The functions use positional-only parameters (/ in the signature), so embeddings must always be the first positional argument.

SimpleEmbeddings

SimpleEmbeddings is a minimal, self-contained embedding implementation suitable for unit tests and learning exercises.
from alexber.utils.in_memory_similarity_search import SimpleEmbeddings

embeddings = SimpleEmbeddings(dims=1536)  # default dimension
vectors = embeddings.embed_documents(["hello world", "foo bar"])
print(len(vectors[0]))  # 1536
dims
int
default:"1536"
Dimension of each output vector. The default matches the dimension of OpenAI’s text-embedding-ada-002 model for compatibility in tests.
Internally SimpleEmbeddings maps each character in a text to a fixed-size vector by hashing the character to an index and incrementing that position. This produces character-frequency vectors rather than semantic embeddings.
SimpleEmbeddings does not produce meaningful semantic representations. It is provided for educational purposes and tests only. Do not use it in production — results will not reflect real language similarity.

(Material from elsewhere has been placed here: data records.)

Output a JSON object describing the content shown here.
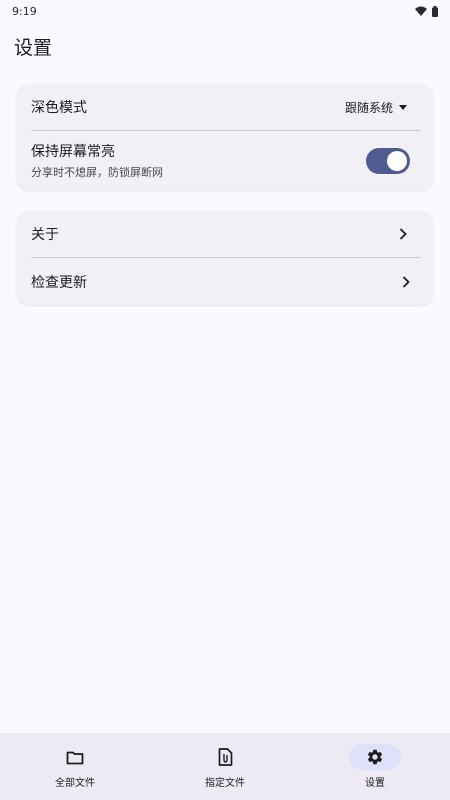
{
  "status_bar": {
    "time": "9:19"
  },
  "header": {
    "title": "设置"
  },
  "display_card": {
    "dark_mode_label": "深色模式",
    "dark_mode_value": "跟随系统",
    "keep_screen_label": "保持屏幕常亮",
    "keep_screen_desc": "分享时不熄屏，防锁屏断网",
    "keep_screen_on": true
  },
  "info_card": {
    "about_label": "关于",
    "check_update_label": "检查更新"
  },
  "bottom_nav": {
    "items": [
      {
        "label": "全部文件",
        "icon": "folder-icon"
      },
      {
        "label": "指定文件",
        "icon": "file-icon"
      },
      {
        "label": "设置",
        "icon": "gear-icon"
      }
    ],
    "active": "设置"
  },
  "colors": {
    "accent": "#4f5b91",
    "background": "#fbf8fe",
    "card": "#f3eff7",
    "nav_active": "#dde1f9"
  }
}
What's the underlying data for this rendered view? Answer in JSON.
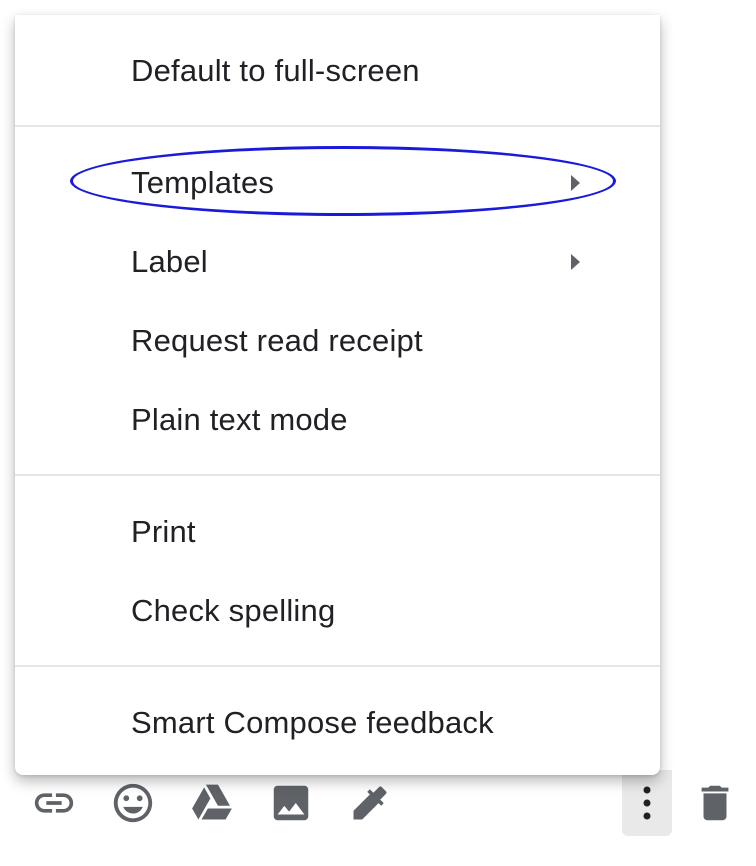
{
  "menu": {
    "items": [
      {
        "label": "Default to full-screen",
        "submenu": false
      },
      {
        "label": "Templates",
        "submenu": true
      },
      {
        "label": "Label",
        "submenu": true
      },
      {
        "label": "Request read receipt",
        "submenu": false
      },
      {
        "label": "Plain text mode",
        "submenu": false
      },
      {
        "label": "Print",
        "submenu": false
      },
      {
        "label": "Check spelling",
        "submenu": false
      },
      {
        "label": "Smart Compose feedback",
        "submenu": false
      }
    ],
    "highlighted_item": "Templates",
    "highlight_color": "#1a1adb"
  },
  "toolbar": {
    "icons": [
      "insert-link-icon",
      "emoji-icon",
      "google-drive-icon",
      "insert-photo-icon",
      "signature-pen-icon",
      "more-options-icon",
      "trash-icon"
    ],
    "icon_color": "#5f6368",
    "active_button_bg": "#e9e9e9"
  }
}
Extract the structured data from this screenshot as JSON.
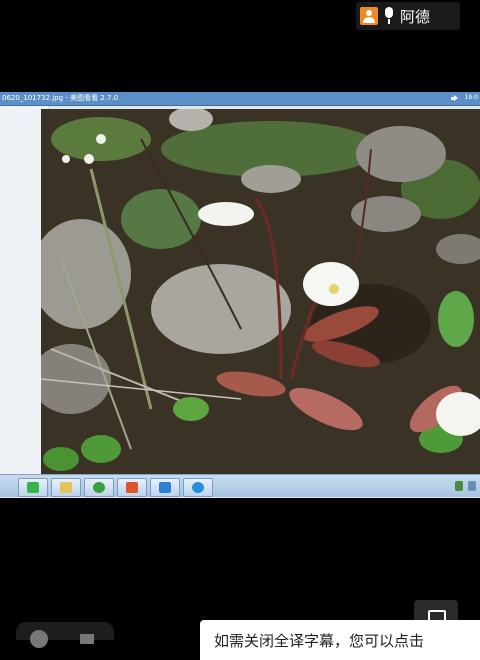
{
  "stream_user": {
    "name": "阿德",
    "avatar_color": "#f08a24"
  },
  "viewer": {
    "title": "0620_101732.jpg - 美图看看 2.7.0",
    "clock": "19:0",
    "titlebar_color": "#5c8fc7"
  },
  "taskbar": {
    "items": [
      {
        "icon": "wechat-icon",
        "color": "#35b44a"
      },
      {
        "icon": "folder-icon",
        "color": "#e6c35a"
      },
      {
        "icon": "browser-icon",
        "color": "#3aa03c"
      },
      {
        "icon": "presentation-icon",
        "color": "#d9552b"
      },
      {
        "icon": "photo-viewer-icon",
        "color": "#2e7fd6"
      },
      {
        "icon": "globe-icon",
        "color": "#2a8fd8"
      }
    ]
  },
  "caption": {
    "text": "如需关闭全译字幕，您可以点击"
  }
}
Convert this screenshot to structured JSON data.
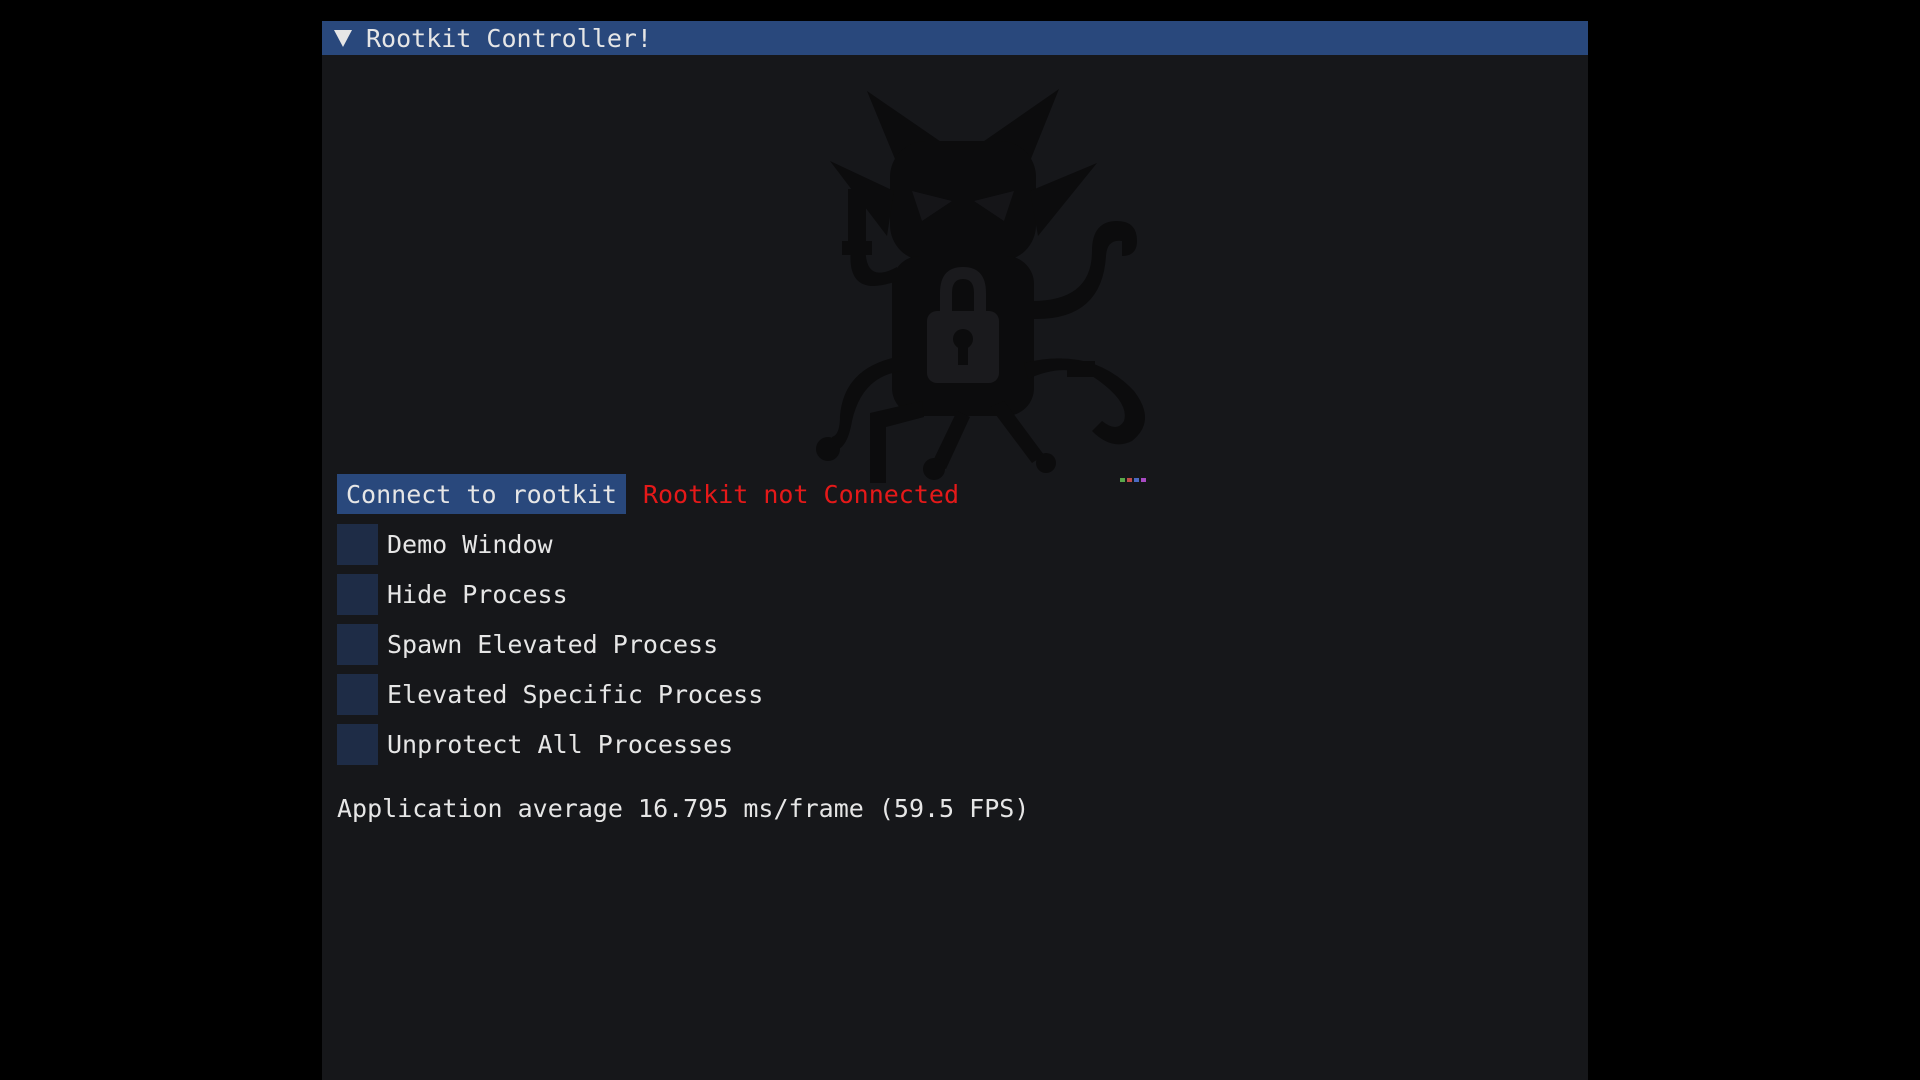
{
  "window": {
    "title": "Rootkit Controller!"
  },
  "controls": {
    "connect_label": "Connect to rootkit",
    "status": "Rootkit not Connected",
    "status_color": "#e51919",
    "checkboxes": [
      {
        "label": "Demo Window",
        "checked": false
      },
      {
        "label": "Hide Process",
        "checked": false
      },
      {
        "label": "Spawn Elevated Process",
        "checked": false
      },
      {
        "label": "Elevated Specific Process",
        "checked": false
      },
      {
        "label": "Unprotect All Processes",
        "checked": false
      }
    ]
  },
  "footer": {
    "fps_text": "Application average 16.795 ms/frame (59.5 FPS)"
  },
  "colors": {
    "accent": "#29487c",
    "window_bg": "#16171a",
    "checkbox_bg": "#1e2c46",
    "text": "#e6e6e6"
  },
  "icons": {
    "collapse": "triangle-down-icon",
    "logo": "devil-octopus-padlock-logo"
  }
}
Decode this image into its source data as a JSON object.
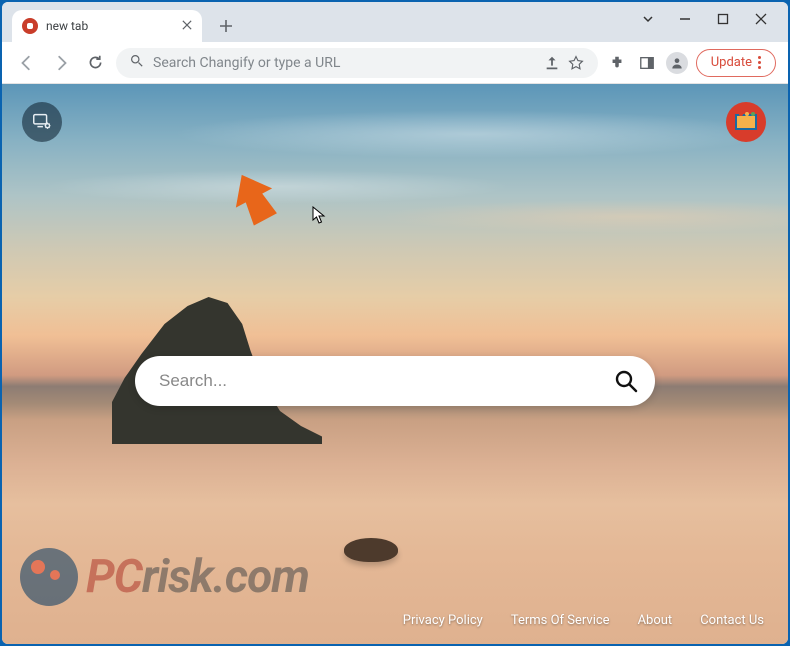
{
  "tab": {
    "title": "new tab"
  },
  "omnibox": {
    "placeholder": "Search Changify or type a URL"
  },
  "update": {
    "label": "Update"
  },
  "search": {
    "placeholder": "Search..."
  },
  "footer": {
    "privacy": "Privacy Policy",
    "terms": "Terms Of Service",
    "about": "About",
    "contact": "Contact Us"
  },
  "watermark": {
    "prefix": "PC",
    "suffix": "risk.com"
  }
}
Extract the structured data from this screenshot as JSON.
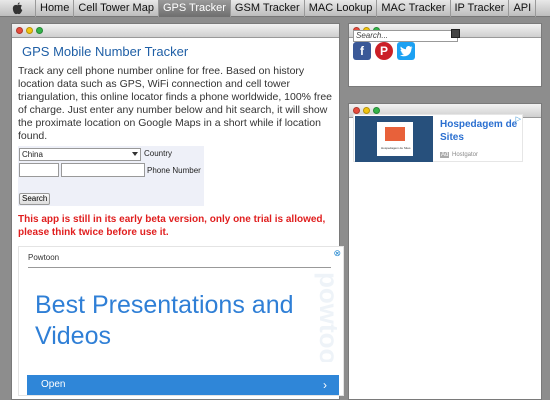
{
  "nav": {
    "tabs": [
      {
        "label": "Home"
      },
      {
        "label": "Cell Tower Map"
      },
      {
        "label": "GPS Tracker"
      },
      {
        "label": "GSM Tracker"
      },
      {
        "label": "MAC Lookup"
      },
      {
        "label": "MAC Tracker"
      },
      {
        "label": "IP Tracker"
      },
      {
        "label": "API"
      }
    ],
    "active": "GPS Tracker",
    "logo_icon": "apple-icon"
  },
  "main": {
    "title": "GPS Mobile Number Tracker",
    "intro": "Track any cell phone number online for free. Based on history location data such as GPS, WiFi connection and cell tower triangulation, this online locator finds a phone worldwide, 100% free of charge. Just enter any number below and hit search, it will show the proximate location on Google Maps in a short while if location found.",
    "form": {
      "country_value": "China",
      "country_label": "Country",
      "phone_label": "Phone Number",
      "search_label": "Search"
    },
    "warning": "This app is still in its early beta version, only one trial is allowed, please think twice before use it.",
    "ad": {
      "brand": "Powtoon",
      "headline": "Best Presentations and Videos",
      "watermark": "powtoon",
      "cta": "Open"
    }
  },
  "sidebar": {
    "search_placeholder": "Search...",
    "social_icons": [
      "facebook-icon",
      "pinterest-icon",
      "twitter-icon"
    ],
    "ad": {
      "title": "Hospedagem de Sites",
      "badge": "Ad",
      "source": "Hostgator",
      "tile_text": "Hospedagem de Sites"
    }
  },
  "colors": {
    "title_blue": "#1f5fa6",
    "warning_red": "#e01e1e",
    "ad_blue": "#2f7fd6",
    "active_tab": "#6e6e6e"
  }
}
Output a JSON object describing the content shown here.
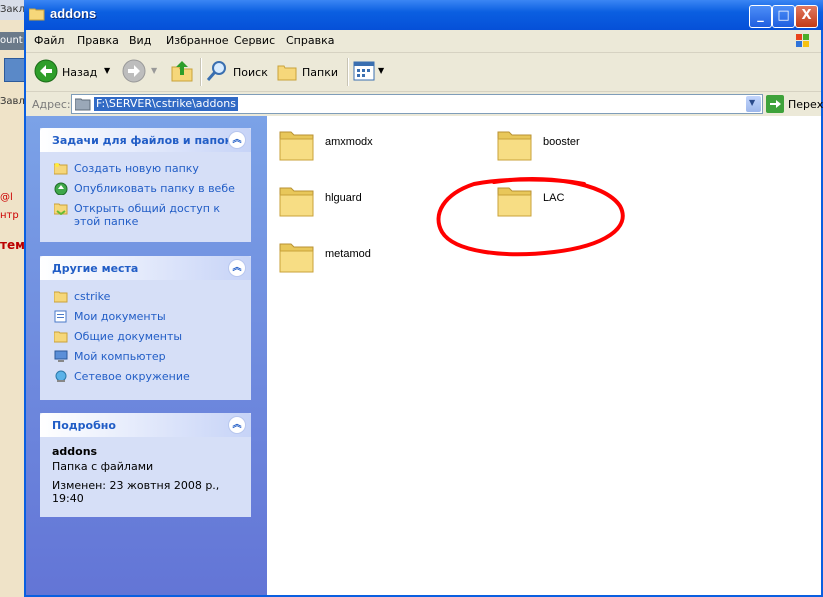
{
  "background_window": {
    "title_fragment": "Закл",
    "tab_fragment": "ount",
    "text_fragment_1": "Завле",
    "text_fragment_2": "@l",
    "text_fragment_3": "нтр",
    "text_fragment_4": "тем"
  },
  "window": {
    "title": "addons",
    "min_label": "_",
    "max_label": "□",
    "close_label": "X"
  },
  "menu": {
    "items": [
      "Файл",
      "Правка",
      "Вид",
      "Избранное",
      "Сервис",
      "Справка"
    ]
  },
  "toolbar": {
    "back_label": "Назад",
    "search_label": "Поиск",
    "folders_label": "Папки"
  },
  "address": {
    "label": "Адрес:",
    "path": "F:\\SERVER\\cstrike\\addons",
    "go_label": "Переход"
  },
  "tasks_panel": {
    "title": "Задачи для файлов и папок",
    "links": [
      {
        "label": "Создать новую папку",
        "icon": "new-folder-icon"
      },
      {
        "label": "Опубликовать папку в вебе",
        "icon": "publish-web-icon"
      },
      {
        "label": "Открыть общий доступ к этой папке",
        "icon": "share-folder-icon"
      }
    ]
  },
  "places_panel": {
    "title": "Другие места",
    "links": [
      {
        "label": "cstrike",
        "icon": "folder-icon"
      },
      {
        "label": "Мои документы",
        "icon": "my-documents-icon"
      },
      {
        "label": "Общие документы",
        "icon": "shared-documents-icon"
      },
      {
        "label": "Мой компьютер",
        "icon": "my-computer-icon"
      },
      {
        "label": "Сетевое окружение",
        "icon": "network-icon"
      }
    ]
  },
  "details_panel": {
    "title": "Подробно",
    "name": "addons",
    "type": "Папка с файлами",
    "modified": "Изменен: 23 жовтня 2008 р., 19:40"
  },
  "folders": [
    {
      "name": "amxmodx"
    },
    {
      "name": "booster"
    },
    {
      "name": "hlguard"
    },
    {
      "name": "LAC"
    },
    {
      "name": "metamod"
    }
  ],
  "colors": {
    "title_bar": "#0b5fe1",
    "side_pane": "#7ba2e7",
    "link": "#215dc6",
    "scribble": "#ff0000"
  }
}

Using a production embedding backend

1

Install langchain-openai

pip install langchain-openai
2

Configure your API key

export OPENAI_API_KEY=sk-...
3

Pass OpenAIEmbeddings to the search functions

from langchain_openai import OpenAIEmbeddings
from alexber.utils.in_memory_similarity_search import find_most_similar

embeddings = OpenAIEmbeddings()

candidates = [
    "Contact customer support.",
    "View your billing history.",
    "Reset your password.",
]

index, text = find_most_similar(
    embeddings, "How do I change my password?", *candidates
)
print(index, text)
# 2 Reset your password.
OpenAIEmbeddings from langchain-openai implements the same embed_documents interface and is a drop-in replacement for SimpleEmbeddings. Any LangChain-compatible embedding class works the same way.

Edge cases

SituationBehaviour
No candidates (*args is empty)Returns (-1, input_text) from find_most_similar; [((-1, input_text), 0.0)] from find_most_similar_with_scores.
All-zero embedding vectorsCosine similarity is 0.0 (division-by-zero is caught and set to 0.0).
NaN or Inf in similarity matrixReplaced with 0.0 automatically.